At work, we may never feel good enough, and thus either chase the unattainable goal of perfection, being harsh on ourselves when we err, or try to be as abiding and insignificant as possible, so as not to draw attention to ourselves. Either way, both expressions come from a place of fear of not being good enough. 

The antidote to such toxicity is love and acceptance. Through the therapeutic process, we can learn to unconditionally love and accept ourselves, as we are. When we show up in the world from this place, we are empowered, confident, loving, and also live a full life of meaningfulness.

How can women learn how to shed old beliefs and learn to love ourselves again? 

In somatic therapy, we first learn to cultivate safety in the body through breath, presence, awareness, touch, sound, and movement. When we befriend our bodies in this way, we are then able to consciously access the memories that have been stored in our bodies. 

We can acknowledge that what happened is not personal, and usually is not about us. When we are able to witness the memory unfold with this acute awareness, we can then shed the layers of old false beliefs that we have been holding on to. 

What are the consequences of a healthy relationship with ourselves?

Over time, we learn countless new ways to extend compassion, understanding and acceptance of ourselves.
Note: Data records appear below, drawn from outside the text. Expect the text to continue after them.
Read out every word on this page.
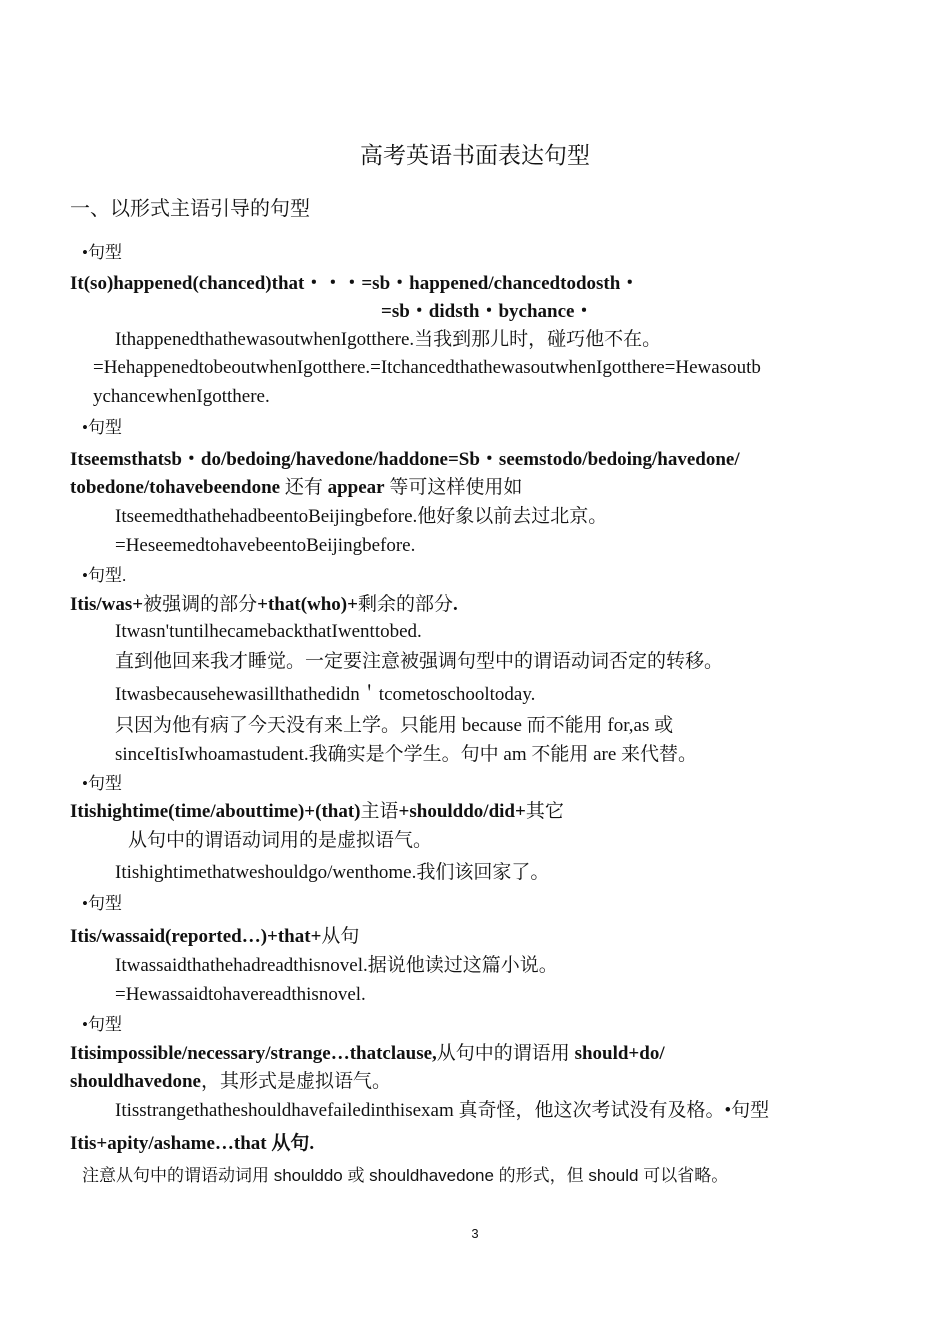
高考英语书面表达句型
一、以形式主语引导的句型
•句型
It(so)happened(chanced)that・・・=sb・happened/chancedtodosth・
=sb・didsth・bychance・
IthappenedthathewasoutwhenIgotthere.当我到那儿时，碰巧他不在。
=HehappenedtobeoutwhenIgotthere.=ItchancedthathewasoutwhenIgotthere=Hewasoutb
ychancewhenIgotthere.
•句型
Itseemsthatsb・do/bedoing/havedone/haddone=Sb・seemstodo/bedoing/havedone/
tobedone/tohavebeendone 还有 appear 等可这样使用如
ItseemedthathehadbeentoBeijingbefore.他好象以前去过北京。
=HeseemedtohavebeentoBeijingbefore.
•句型.
Itis/was+被强调的部分+that(who)+剩余的部分.
Itwasn'tuntilhecamebackthatIwenttobed.
直到他回来我才睡觉。一定要注意被强调句型中的谓语动词否定的转移。
Itwasbecausehewasillthathedidn＇tcometoschooltoday.
只因为他有病了今天没有来上学。只能用 because 而不能用 for,as 或
sinceItisIwhoamastudent.我确实是个学生。句中 am 不能用 are 来代替。
•句型
Itishightime(time/abouttime)+(that)主语+shoulddo/did+其它
从句中的谓语动词用的是虚拟语气。
Itishightimethatweshouldgo/wenthome.我们该回家了。
•句型
Itis/wassaid(reported…)+that+从句
Itwassaidthathehadreadthisnovel.据说他读过这篇小说。
=Hewassaidtohavereadthisnovel.
•句型
Itisimpossible/necessary/strange…thatclause,从句中的谓语用 should+do/
shouldhavedone，其形式是虚拟语气。
Itisstrangethatheshouldhavefailedinthisexam 真奇怪，他这次考试没有及格。•句型
Itis+apity/ashame…that 从句.
注意从句中的谓语动词用 shoulddo 或 shouldhavedone 的形式，但 should 可以省略。
3
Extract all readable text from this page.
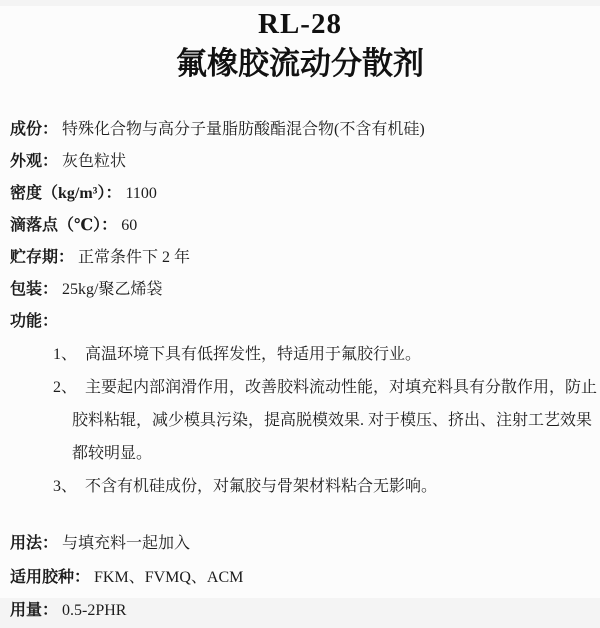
RL-28
氟橡胶流动分散剂

成份： 特殊化合物与高分子量脂肪酸酯混合物(不含有机硅)

外观： 灰色粒状

密度（kg/m³）： 1100

滴落点（℃）： 60

贮存期： 正常条件下 2 年

包装： 25kg/聚乙烯袋

功能：

1、 高温环境下具有低挥发性，特适用于氟胶行业。
2、 主要起内部润滑作用，改善胶料流动性能，对填充料具有分散作用，防止胶料粘辊，减少模具污染，提高脱模效果. 对于模压、挤出、注射工艺效果都较明显。
3、 不含有机硅成份，对氟胶与骨架材料粘合无影响。

用法： 与填充料一起加入

适用胶种： FKM、FVMQ、ACM

用量： 0.5-2PHR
The very commitment to this process is a gesture of loving ourselves, because we are sending the message across that we are important, that we matter, and that we are worth the effort to deepen this beautiful relationship with ourselves. 

When we are able to radiate self-confidence and function from this place, sharing our celebrations will have an earnest child-like wonder and joy. Here, we get to be seen as we are, and not from a place of performing solely to seek approval and validation.